Owner Frank Yost is the last in a line of owners of Freddy's Bar, which will close after a “good run” on Friday.
The Brooklyn Papers / Rebecca Cetta

It was during the Freddy’s era that the bar became a hang out for the boys in blue and firefighters. Employees over at the Daily News building between Sixth and Carlton avenues on Dean Street — now condos called Newswalk — also came by.

As a possible result, the bar became rowdy.

“At the time, Dean between Flatbush and Sixth avenues became quite a hotbed of prostitution,” said Sheets. “They were the biggest clients, the cops! And the firemen, too.”

Cops would hold meetings in what is now the back room, sitting in old church pews that Freddy had brought in. Seat Covers would cook cheap bar food while also serving drinks.

Freddy used to entertain himself by “making it rain,” 1970s style, his wife, Dorothy recalled. She said Freddy would sit their eldest son beside a fan on top of a phone booth in the corner, hand him a wad of cash and let it blow all over the bar — an amusement that elicited plenty of robotic curse words from Henderson, who still hung around.

In 1996, Freddy was getting old, the Daily News had moved out — so he sold the place for $35,000 to Frank Yost — only $10,000 more than what he bought it for. Chadderton’s sons wanted to buy the place to turn it into a music venue, but he said no. He didn’t want his old bar turning into a club.

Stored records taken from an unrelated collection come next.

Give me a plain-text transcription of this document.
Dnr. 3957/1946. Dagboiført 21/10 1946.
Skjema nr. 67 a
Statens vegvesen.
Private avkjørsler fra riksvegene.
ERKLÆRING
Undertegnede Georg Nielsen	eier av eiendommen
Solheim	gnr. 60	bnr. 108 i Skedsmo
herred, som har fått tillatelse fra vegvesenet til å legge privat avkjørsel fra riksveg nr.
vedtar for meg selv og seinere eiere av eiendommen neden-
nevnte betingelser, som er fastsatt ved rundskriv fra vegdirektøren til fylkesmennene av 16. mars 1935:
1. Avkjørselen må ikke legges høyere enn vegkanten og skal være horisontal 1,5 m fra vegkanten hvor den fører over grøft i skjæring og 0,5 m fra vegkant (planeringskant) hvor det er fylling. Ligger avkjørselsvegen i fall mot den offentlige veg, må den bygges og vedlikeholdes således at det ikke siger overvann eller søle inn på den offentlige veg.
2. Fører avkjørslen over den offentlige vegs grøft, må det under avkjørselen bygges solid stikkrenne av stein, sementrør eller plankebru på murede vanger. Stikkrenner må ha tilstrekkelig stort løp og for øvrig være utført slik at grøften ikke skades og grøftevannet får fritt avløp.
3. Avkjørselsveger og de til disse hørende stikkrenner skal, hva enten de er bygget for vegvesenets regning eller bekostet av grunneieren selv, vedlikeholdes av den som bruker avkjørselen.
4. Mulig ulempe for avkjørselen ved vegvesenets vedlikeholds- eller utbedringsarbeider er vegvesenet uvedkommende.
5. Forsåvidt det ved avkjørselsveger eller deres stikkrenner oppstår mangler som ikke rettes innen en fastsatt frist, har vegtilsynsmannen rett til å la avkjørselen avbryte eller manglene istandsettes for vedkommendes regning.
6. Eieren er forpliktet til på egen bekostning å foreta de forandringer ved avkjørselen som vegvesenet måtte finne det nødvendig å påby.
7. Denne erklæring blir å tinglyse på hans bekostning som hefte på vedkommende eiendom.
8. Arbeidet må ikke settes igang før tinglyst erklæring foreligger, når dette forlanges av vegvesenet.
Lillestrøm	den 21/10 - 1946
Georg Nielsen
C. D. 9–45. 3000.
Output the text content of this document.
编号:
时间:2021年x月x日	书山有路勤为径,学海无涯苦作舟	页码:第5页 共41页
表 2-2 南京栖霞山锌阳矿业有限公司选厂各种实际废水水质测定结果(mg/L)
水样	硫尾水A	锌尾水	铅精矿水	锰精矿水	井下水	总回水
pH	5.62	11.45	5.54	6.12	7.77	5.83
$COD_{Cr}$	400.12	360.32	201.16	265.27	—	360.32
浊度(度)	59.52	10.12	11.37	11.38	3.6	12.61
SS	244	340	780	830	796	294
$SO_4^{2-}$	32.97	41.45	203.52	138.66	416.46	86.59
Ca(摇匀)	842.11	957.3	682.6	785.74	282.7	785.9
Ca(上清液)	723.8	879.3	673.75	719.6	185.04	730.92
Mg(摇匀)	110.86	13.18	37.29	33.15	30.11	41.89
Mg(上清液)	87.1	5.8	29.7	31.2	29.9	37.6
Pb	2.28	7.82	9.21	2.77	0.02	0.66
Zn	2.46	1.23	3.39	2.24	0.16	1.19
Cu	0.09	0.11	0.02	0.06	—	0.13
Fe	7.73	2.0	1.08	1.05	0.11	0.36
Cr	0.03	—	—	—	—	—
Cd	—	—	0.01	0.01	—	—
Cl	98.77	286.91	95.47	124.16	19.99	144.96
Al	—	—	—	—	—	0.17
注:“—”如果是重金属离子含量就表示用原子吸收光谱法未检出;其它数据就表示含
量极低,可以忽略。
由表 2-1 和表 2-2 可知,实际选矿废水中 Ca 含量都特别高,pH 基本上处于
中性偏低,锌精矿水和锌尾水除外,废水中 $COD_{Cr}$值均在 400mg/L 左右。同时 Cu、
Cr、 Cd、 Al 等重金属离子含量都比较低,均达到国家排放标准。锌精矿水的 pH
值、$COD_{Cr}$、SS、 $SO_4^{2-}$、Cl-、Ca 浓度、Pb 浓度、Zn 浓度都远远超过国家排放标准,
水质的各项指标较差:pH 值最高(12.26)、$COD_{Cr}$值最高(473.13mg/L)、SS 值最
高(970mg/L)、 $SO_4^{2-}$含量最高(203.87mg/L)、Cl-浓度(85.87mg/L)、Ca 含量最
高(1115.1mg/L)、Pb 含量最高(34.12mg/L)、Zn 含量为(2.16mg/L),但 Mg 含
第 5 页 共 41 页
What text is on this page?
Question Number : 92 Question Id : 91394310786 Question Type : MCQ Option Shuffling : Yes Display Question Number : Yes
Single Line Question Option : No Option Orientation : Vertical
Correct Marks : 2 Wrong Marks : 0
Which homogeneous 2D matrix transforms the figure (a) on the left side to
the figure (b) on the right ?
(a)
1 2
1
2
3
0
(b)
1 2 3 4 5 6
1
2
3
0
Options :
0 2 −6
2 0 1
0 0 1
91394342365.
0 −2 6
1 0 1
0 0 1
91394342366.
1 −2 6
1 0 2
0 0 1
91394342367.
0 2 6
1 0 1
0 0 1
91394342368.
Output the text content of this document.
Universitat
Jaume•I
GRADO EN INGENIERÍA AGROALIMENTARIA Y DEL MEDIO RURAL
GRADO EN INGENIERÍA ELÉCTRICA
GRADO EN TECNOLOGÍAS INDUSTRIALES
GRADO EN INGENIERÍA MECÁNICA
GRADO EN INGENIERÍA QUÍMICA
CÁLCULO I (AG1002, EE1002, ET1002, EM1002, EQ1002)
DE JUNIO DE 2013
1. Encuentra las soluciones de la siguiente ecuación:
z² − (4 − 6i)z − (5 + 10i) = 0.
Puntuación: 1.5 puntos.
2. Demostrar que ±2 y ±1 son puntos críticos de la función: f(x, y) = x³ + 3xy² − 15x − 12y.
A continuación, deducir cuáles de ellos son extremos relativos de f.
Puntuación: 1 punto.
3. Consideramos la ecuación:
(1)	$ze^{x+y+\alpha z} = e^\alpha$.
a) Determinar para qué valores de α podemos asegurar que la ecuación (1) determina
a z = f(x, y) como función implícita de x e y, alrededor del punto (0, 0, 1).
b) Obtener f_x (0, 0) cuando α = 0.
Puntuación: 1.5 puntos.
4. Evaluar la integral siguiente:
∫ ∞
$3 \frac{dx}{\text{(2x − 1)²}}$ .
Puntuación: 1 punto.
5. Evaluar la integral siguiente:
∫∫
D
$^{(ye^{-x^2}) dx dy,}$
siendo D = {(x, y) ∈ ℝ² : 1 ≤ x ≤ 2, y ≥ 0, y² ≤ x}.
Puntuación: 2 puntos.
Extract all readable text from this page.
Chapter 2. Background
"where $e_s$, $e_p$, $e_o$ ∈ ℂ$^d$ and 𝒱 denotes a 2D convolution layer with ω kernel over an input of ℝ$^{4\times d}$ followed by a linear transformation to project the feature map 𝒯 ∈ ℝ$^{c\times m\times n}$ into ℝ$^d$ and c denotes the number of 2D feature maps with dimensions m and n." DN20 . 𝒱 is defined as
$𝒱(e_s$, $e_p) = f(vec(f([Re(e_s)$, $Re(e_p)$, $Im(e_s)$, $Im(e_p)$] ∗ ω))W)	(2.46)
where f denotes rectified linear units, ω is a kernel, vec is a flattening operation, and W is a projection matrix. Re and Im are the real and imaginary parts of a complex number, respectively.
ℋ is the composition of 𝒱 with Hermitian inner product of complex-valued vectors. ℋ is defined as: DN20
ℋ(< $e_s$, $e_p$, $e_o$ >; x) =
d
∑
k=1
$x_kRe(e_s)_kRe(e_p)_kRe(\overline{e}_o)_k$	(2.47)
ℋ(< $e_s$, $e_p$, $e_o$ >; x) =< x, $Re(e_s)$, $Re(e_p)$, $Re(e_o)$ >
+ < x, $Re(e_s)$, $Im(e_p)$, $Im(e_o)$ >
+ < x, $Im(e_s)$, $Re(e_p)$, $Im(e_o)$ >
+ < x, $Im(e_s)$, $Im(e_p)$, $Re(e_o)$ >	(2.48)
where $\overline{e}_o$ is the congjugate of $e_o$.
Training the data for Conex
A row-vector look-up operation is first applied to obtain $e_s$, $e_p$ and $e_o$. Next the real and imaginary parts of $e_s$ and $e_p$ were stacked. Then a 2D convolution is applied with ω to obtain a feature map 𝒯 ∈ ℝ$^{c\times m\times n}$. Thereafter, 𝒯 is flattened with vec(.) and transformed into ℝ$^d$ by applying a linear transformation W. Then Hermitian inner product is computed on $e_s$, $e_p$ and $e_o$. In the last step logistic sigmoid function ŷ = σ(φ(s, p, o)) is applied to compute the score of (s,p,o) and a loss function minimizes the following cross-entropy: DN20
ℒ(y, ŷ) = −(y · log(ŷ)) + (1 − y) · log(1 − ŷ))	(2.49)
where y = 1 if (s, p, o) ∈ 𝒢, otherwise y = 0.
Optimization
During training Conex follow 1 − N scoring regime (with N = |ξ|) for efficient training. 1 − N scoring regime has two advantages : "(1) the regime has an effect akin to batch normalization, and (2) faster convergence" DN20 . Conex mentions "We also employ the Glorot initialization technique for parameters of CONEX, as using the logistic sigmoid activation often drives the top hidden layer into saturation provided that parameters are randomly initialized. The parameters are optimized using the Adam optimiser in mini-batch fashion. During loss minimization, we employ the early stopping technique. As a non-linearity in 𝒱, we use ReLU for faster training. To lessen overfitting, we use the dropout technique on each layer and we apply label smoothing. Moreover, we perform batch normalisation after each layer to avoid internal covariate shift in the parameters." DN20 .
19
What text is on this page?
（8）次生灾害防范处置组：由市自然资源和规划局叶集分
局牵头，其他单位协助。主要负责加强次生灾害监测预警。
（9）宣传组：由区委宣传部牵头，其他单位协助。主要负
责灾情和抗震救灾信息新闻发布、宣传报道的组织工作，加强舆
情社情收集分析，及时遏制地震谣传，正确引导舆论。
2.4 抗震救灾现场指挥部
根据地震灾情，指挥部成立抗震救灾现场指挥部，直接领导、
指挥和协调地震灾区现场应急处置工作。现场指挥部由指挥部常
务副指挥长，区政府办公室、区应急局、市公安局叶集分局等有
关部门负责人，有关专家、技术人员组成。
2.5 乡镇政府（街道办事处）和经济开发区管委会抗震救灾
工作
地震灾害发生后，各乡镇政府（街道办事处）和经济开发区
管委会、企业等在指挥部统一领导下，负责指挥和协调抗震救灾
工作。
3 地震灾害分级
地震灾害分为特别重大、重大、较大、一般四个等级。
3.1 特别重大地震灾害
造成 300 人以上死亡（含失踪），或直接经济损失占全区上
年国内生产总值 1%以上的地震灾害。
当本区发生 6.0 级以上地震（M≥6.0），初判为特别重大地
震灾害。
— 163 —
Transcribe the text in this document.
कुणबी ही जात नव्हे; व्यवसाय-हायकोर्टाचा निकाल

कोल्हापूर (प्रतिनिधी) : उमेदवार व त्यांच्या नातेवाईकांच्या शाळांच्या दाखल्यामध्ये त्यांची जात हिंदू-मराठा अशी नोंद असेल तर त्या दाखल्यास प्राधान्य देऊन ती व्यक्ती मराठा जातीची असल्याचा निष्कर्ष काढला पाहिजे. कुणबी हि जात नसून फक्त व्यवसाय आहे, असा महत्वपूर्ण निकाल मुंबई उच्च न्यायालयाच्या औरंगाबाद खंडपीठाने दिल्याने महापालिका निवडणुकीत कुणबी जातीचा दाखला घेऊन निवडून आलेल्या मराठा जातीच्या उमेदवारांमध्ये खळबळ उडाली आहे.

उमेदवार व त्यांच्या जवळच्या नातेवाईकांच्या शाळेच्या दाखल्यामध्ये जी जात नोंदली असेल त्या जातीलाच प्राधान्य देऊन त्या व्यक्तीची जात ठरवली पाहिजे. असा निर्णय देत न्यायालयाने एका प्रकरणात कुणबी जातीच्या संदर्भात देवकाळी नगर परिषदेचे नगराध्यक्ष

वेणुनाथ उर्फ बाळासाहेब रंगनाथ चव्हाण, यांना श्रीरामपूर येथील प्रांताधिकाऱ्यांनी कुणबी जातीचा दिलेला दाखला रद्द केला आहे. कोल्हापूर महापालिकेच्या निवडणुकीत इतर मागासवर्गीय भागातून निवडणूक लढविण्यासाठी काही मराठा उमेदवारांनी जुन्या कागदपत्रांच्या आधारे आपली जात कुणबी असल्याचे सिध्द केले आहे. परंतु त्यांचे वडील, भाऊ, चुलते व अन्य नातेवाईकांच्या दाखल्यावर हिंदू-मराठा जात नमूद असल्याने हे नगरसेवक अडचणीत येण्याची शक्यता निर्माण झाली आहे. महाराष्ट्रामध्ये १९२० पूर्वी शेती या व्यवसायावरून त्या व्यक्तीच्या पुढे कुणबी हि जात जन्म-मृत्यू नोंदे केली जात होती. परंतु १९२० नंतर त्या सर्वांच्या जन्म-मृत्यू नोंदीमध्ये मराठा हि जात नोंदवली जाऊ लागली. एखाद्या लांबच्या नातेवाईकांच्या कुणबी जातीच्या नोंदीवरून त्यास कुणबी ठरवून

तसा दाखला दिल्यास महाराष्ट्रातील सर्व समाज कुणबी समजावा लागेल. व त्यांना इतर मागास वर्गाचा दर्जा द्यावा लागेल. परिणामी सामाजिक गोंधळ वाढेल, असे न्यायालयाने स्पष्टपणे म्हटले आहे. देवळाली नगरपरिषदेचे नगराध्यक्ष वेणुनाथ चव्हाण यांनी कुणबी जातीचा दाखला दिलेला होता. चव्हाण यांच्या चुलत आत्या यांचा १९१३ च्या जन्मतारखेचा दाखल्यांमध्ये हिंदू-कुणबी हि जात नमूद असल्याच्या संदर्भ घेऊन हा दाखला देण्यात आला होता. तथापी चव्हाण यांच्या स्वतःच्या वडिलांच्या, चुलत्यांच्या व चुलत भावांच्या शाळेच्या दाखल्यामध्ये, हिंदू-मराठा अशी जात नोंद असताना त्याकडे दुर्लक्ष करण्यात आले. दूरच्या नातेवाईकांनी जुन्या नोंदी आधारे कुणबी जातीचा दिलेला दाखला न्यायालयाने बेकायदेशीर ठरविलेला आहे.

Now that the place was in Yost’s hands, Sheets, who started tending bar, and others commenced the difficult work of getting rid of the cop clientele.

“There was a lot of concern that if anything happened at three in the morning, would anyone from the precinct come to our aid?” Sheets said. “I’m not a teacher and you’re not my students, stop acting like kids. You [cops] ask me to put up with all this, then you don’t pay me. They were terrible tippers.”

And so Freddy’s began evolving into the bar that will close this week. Seat Covers still made his way downstairs for his morning “nips.” Everyday he would double-park his 1970 black Mercury out front after running errands and lament the terrible parking situation on Dean Street while he drank.

Then in 2003, came the news about the Atlantic Yards, and that Bruce Ratner was looking to buy everyone’s property in the footprint. Over the next seven years, the buildings nearby would be emptied, and Freddy’s would go from being a neighborhood dive to a destination, even for people as far away as Manhattan.

Some regulars bristled at the newcomers, but they kept the place afloat.

“In a way, I liked the fact that there were hipsters populating the place at 3 or 4 in the morning,” Sheets said. “It provided a sense of security that someone was there — it didn’t look abandoned, which in fact it was.”

But while the hipsters partied on the weekends, Yards opponents gathered there to organize protests, paint banners, and parse legal documents.

Last week, Yost finally took an offer from Ratner, and will be moving to a new location at Fourth Avenue and Union Street.

“For me, those rooms at Freddy’s, and up and down the block, there are ghosts — voices echoing all over the place,” Sheets said. “For lots of people to have that taken away — it’s not the end of the world — but it hurts. It’s very emotional for a lot of people. It’s not just me.”

Alec Betterly and Jamie Munro chained themselves to the bar earlier this year.